Les parrains du retour français
Florent Manaudou et Charlotte Bonnet sont les parrains de ces championnats. Manaudou s’est dit « très honoré d’être parrain des Championnats d’Europe à Paris » et a exprimé sa « hâte de voir l’équipe de France briller cet été dans ce lieu emblématique qu’est le Centre Aquatique Olympique ».
Amélie Oudéa-Castéra - présidente du CNOSF, voit large: « entre l’héritage de Paris 2024 et la perspective des Jeux de 2030, nous vivons une décennie décisive pour le sport français ». Elle rappelle que « la France est une grande nation de natation ».
Ce que l’événement révèle
Ces championnats testent un modèle: celui d’une infrastructure olympique qui ne dort pas entre deux JO. Le bassin de Saint-Denis passe de la piscine municipale au bassin de compétition internationale en quelques semaines. C’est exactement ce qui était promis dans le dossier de candidature de Paris 2024: des sites permanents, réversibles, multi-usage.

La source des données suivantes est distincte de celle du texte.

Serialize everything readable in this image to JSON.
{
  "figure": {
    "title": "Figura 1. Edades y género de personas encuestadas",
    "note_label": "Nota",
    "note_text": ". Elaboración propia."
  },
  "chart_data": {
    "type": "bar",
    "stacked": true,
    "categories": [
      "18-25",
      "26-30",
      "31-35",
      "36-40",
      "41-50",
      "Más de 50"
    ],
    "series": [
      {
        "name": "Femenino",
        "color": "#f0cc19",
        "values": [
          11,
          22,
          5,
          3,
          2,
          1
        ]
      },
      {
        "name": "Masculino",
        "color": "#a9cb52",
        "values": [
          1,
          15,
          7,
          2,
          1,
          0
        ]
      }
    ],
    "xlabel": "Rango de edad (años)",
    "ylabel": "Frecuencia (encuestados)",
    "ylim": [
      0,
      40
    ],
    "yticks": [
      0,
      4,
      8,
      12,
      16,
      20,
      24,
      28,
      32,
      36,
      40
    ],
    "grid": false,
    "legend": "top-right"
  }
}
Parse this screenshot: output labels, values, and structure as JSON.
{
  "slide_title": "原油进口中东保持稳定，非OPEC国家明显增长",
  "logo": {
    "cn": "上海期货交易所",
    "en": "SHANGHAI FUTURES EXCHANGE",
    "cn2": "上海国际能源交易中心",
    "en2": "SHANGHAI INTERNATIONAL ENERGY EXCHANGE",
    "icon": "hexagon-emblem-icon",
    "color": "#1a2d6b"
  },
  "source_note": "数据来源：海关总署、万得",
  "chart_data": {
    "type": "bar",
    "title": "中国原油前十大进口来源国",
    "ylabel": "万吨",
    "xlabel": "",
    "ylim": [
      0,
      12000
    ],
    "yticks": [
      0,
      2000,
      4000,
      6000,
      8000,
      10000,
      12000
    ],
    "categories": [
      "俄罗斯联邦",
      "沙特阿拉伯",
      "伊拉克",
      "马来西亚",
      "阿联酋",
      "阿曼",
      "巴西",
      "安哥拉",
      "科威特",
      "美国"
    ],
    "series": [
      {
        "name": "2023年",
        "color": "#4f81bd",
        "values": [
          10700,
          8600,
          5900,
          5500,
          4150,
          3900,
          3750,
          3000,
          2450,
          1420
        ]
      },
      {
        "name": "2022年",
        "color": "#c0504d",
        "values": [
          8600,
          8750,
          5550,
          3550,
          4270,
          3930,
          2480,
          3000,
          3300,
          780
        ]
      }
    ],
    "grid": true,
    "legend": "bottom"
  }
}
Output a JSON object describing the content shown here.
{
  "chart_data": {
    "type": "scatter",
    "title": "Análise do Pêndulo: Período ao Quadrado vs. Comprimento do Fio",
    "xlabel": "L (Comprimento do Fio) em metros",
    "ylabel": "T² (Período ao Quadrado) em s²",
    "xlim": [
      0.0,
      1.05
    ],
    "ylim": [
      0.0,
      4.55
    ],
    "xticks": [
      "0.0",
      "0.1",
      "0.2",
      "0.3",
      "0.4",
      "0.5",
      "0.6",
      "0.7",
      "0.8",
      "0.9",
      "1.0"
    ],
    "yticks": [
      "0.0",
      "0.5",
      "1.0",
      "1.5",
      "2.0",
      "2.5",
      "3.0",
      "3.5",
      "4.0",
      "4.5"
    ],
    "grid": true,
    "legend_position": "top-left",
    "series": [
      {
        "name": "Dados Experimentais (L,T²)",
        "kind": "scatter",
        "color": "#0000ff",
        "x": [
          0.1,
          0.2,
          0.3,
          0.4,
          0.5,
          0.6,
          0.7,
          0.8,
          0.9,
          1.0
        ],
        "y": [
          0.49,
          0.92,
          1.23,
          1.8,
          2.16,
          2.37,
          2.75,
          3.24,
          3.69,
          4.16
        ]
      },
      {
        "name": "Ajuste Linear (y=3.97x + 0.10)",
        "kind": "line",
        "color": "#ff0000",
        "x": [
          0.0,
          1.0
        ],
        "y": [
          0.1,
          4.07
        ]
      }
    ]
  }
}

Mais cette flexibilité a un coût invisible. Fermeture des bassins pendant deux mois en plein été - période où la demande locale est forte. Les nageurs du dimanche cèdent la place aux athlètes professionnels. Le CAO bascule entre deux publics, deux logiques, deux économies. La cohabitation reste à prouver sur la durée.
Le 31 juillet, le bassin retrouve ses tribunes pleines. Les pontons se remplissent. Les chronos défilent. Saint-Denis redevient une capitale aquatique, le temps d’un été.